朱明见时机已到,上前一步,神色坦然,对着黄忠拱手道:“黄壮士,在下朱明,蒙陛下恩典,确有一侯爵虚名。此前率军平定宛城黄巾,见黄巾余部及流民困苦,不忍其遭官军屠戮,故而强行收编俘虏并行迁徙之事,予其活路,现大多安置于荆扬之地垦荒。此来南阳,一为访友,二便是听闻壮士之名,特来拜会。惊扰之处,还望海涵。”

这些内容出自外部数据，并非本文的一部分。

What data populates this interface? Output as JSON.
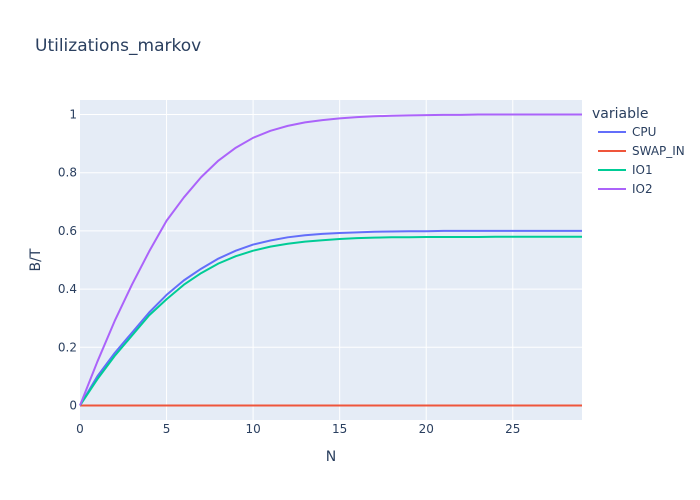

听着朱明清晰的自述,尤其是“收编迁徙宛城黄巾”、“予其活路”这些关键词,黄忠眼中的怀疑之色渐渐褪去,取而代之的是一种难以置信的震惊。他放下扁担,抱拳还礼,语气复杂,带着几分羞愧:“您……您就是那位收拢宛城数十万黄巾百姓,使他们免遭屠戮,还给他们田种活路的大贤良师……朱明朱侯爷?某……某久闻侯爷仁义之名,行霹雳手段,却有菩萨心肠!只是……万万没想到,侯爷竟如此年轻!方才某醉意未醒,鲁莽冲撞,多有得罪,请侯爷恕罪!”他这一礼,比之前真诚了许多。
朱明摆了摆手,温和笑道:“黄壮士护妻心切,何罪之有?真情流露,令人敬佩。”
误会解除,气氛缓和下来。黄忠这才真正将目光投向那两个即将融入他家庭的孩子。听着妻子在一旁低声复述着两个孩子凄苦的身世,父母双亡,逃荒失散,险些饿毙荒野……他那颗被酒精麻痹了多年的心,也不由得微微抽搐,生出几分同病相怜的酸楚和一丝久违的责任感。
他走到黄花和黄苗面前,蹲下高大的身躯,努力让自己的表情看起来柔和一些。他伸出粗糙的大手,想摸摸孩子的头,又似乎怕吓到他们,最终只是轻轻拍了拍黄苗瘦弱的肩膀,又对黄花点了点头。
他没有立刻要求孩子们叫他“爹爹”,那份丧子之痛依然深刻,他需要时间,孩子们也需要时间。他只是看着两个孩子,目光郑重,声音低沉却带着一种不容置疑的承诺:
“孩子……苦了你们了。”
“你们放心。”
“以后,跟着我黄汉升。”
“定不会让你们再受饥寒交迫之苦。”
“有我一口吃的,就绝少不了你们一口喝的!”
“这家里,以后……就有你们的位置了。”
这番话,没有华丽的辞藻,没有过分亲昵的称呼,却像山石般坚定、厚重。这是一个历经沧桑的汉子,在用他最朴实的方式,许下守护的诺言,正式接纳这两个命运多舛的小生命进入他破碎而又即将重塑的世界。
黄花和黄苗虽然不太懂太多大道理,但能感受到眼前这个高大伯伯话语中的认真与温暖。两个孩子互相看了一眼,然后对着黄忠,用力地点了点头。
看着这一幕,黄夫人再次潸然泪下,但这一次,泪水里充满了对未来的期盼。
朱明心中也松了一口气,他知道,最艰难的一步已经迈出。接下来,就是如何引导这头暂时收起爪牙、心中重新燃起一丝火苗的猛虎,彻底走出阴霾,重现啸傲山林之姿了。